El Dr. Rísquez perteneció a las facultades de Caracas y Madrid; fue miembro fundador y presidente de la Academia Nacional de Medicina; miembro de la Real Academia de Medicina de Madrid; de la Médico-Quirúrgica Española; de la Higiene de Cataluña; de la Medicina e Higiene Tropicales de París; de la Ciencia Física y Naturales de Málaga; miembro honorario del Ateneo Médico-Farmacéutico de Madrid; y de la Academia Hispanoamericana de Ciencias y Artes de Cádiz. En Venezuela, fue miembro de las Academias de la Lengua y de la Historia.

No se regocijó en tantos honores, pues nunca le faltó tiempo para realizar actividades filantrópicas. Fue fundador de la Cruz Roja Venezolana, de la Escuela de Enfermeras Sanitarias de dicha institución, de la Sociedad Amigos de los Ciegos, entre otras. Se dedicó a la erradicación del paludismo, tifus, lepra y otras enfermedades endémicas que azotaban al país y a regiones de América y Europa.

Docente incansable e investigador de estudios microbianos, junto a Razetti y Hernández se adentró en la medicina tropical y en el desarrollo de laboratorios médicos y físicos, acompañado también del eminente Dr. Bernardino Mosquera, destacándose en patología clínica, tisiología y peritología. Se dedicó al periodismo en revistas médicas, filosofía, artes y poesía.

El Dr. Francisco Antonio Rísquez fue un iluminado.

Quiero concluir con el homenaje que le dedicó su colega médico, periodista, filósofo y filántropo, el tío abuelo margariteño de La Asunción, Dr. Henrique Santa María Albornoz Lárez:

Ánfora Oblatoria

¡Maestro! Por tu honda sapiencia policroma,
Sapiencia de germano, te conoce París;
Y ha triunfado tu verbo en Madrid y en Roma,
Cual luciérnaga de oro en una flor de lis.

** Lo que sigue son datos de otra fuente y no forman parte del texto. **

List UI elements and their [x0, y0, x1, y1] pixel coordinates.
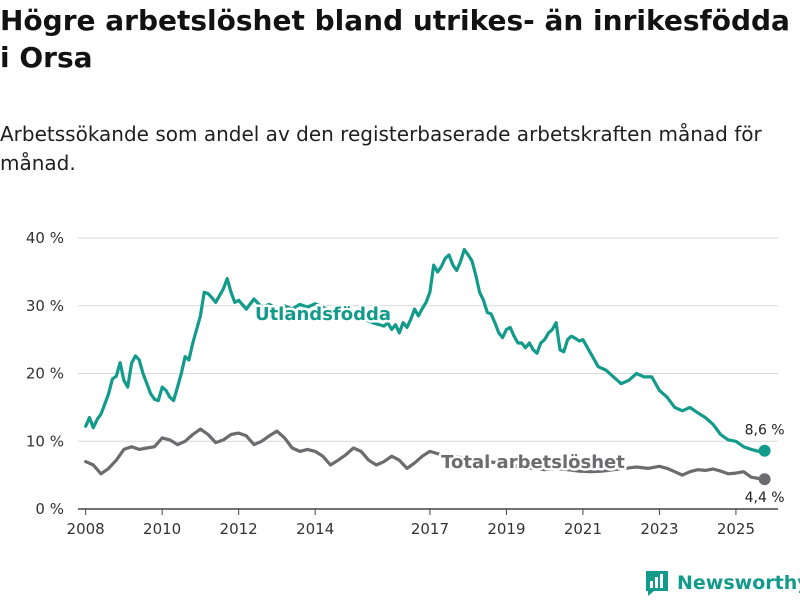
- x-tick-label: 2014: [296, 520, 334, 538]
- x-tick-label: 2023: [640, 520, 678, 538]
- series-lines: [84, 247, 771, 486]
- chart-subtitle: Arbetssökande som andel av den registerb…: [0, 122, 762, 175]
- series-label-foreign-born: Utlandsfödda: [255, 304, 391, 325]
- y-axis-ticks: 0 % 10 % 20 % 30 % 40 %: [26, 229, 64, 518]
- end-point-total: [758, 473, 771, 486]
- end-label-foreign-born: 8,6 %: [745, 423, 785, 439]
- series-labels: Utlandsfödda Total arbetslöshet 8,6 % 4,4 %: [252, 302, 785, 507]
- x-tick-label: 2017: [411, 520, 449, 538]
- y-tick-label: 0 %: [35, 500, 64, 518]
- x-tick-label: 2021: [564, 520, 602, 538]
- newsworthy-icon: [646, 571, 668, 596]
- y-tick-label: 40 %: [26, 229, 64, 247]
- x-tick-label: 2012: [220, 520, 258, 538]
- gridlines: [78, 237, 778, 510]
- x-tick-label: 2025: [717, 520, 755, 538]
- brand-name: Newsworthy: [677, 572, 800, 594]
- newsworthy-logo: Newsworthy: [644, 567, 800, 599]
- chart-title: Högre arbetslöshet bland utrikes- än inr…: [0, 4, 790, 74]
- x-tick-label: 2008: [67, 520, 105, 538]
- x-axis-ticks: 2008 2010 2012 2014 2017 2019 2021 2023 2025: [67, 509, 755, 538]
- series-line-foreign-born: [84, 247, 767, 453]
- end-point-foreign-born: [758, 444, 771, 457]
- end-label-total: 4,4 %: [745, 490, 785, 506]
- x-tick-label: 2010: [143, 520, 181, 538]
- series-label-total: Total arbetslöshet: [441, 452, 625, 473]
- y-tick-label: 20 %: [26, 365, 64, 383]
- y-tick-label: 10 %: [26, 432, 64, 450]
- series-line-total: [84, 427, 767, 481]
- x-tick-label: 2019: [487, 520, 525, 538]
- y-tick-label: 30 %: [26, 297, 64, 315]
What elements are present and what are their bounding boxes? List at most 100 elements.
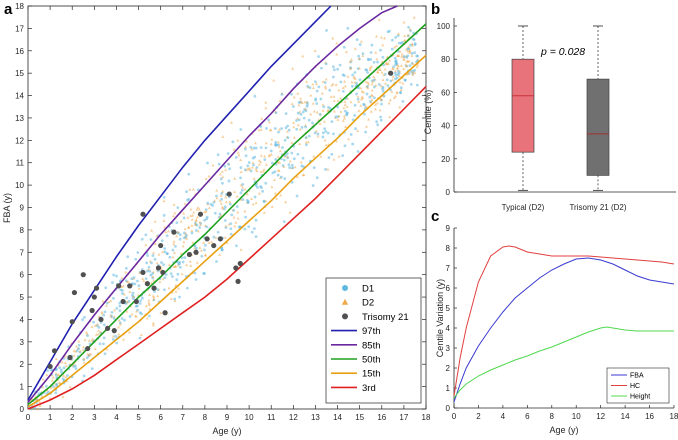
trisomy21-point bbox=[69, 319, 75, 325]
trisomy21-point bbox=[140, 211, 146, 217]
d1-point bbox=[163, 247, 167, 250]
d1-point bbox=[350, 84, 354, 88]
d2-point bbox=[81, 348, 85, 352]
d1-point bbox=[151, 254, 155, 257]
d2-point bbox=[182, 240, 186, 244]
d1-point bbox=[403, 78, 407, 82]
d2-point bbox=[295, 175, 299, 178]
d1-point bbox=[226, 152, 230, 155]
d1-point bbox=[264, 181, 268, 185]
d1-point bbox=[77, 343, 81, 347]
d1-point bbox=[230, 213, 234, 217]
d2-point bbox=[385, 62, 389, 66]
d2-point bbox=[390, 66, 394, 70]
d2-point bbox=[398, 80, 402, 84]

¡Tu verbo!… el de las alas de viajera paloma,
Y el corazón vibrante del Apóstol de Asís,
Que a la Francia del Cristo dio en áurea redoma
El más jugoso vino con la fe de San Luis.

¡Maestro! Y porque el libro es yelmo de acero,
Y eres de la cátedra un armado caballero,
En torneos de ciencia, con guante de marfil.

Te ofrendo en esta hora de la oblación pagana,
Por sembrador egregio de la verdad profana,
Por tu bien, la gloria de una rosa de abril.*

Así concluyen estas Palabras Emergentes en honor al Maestro de las Ciencias Médicas, Doctor Francisco Antonio Rísquez.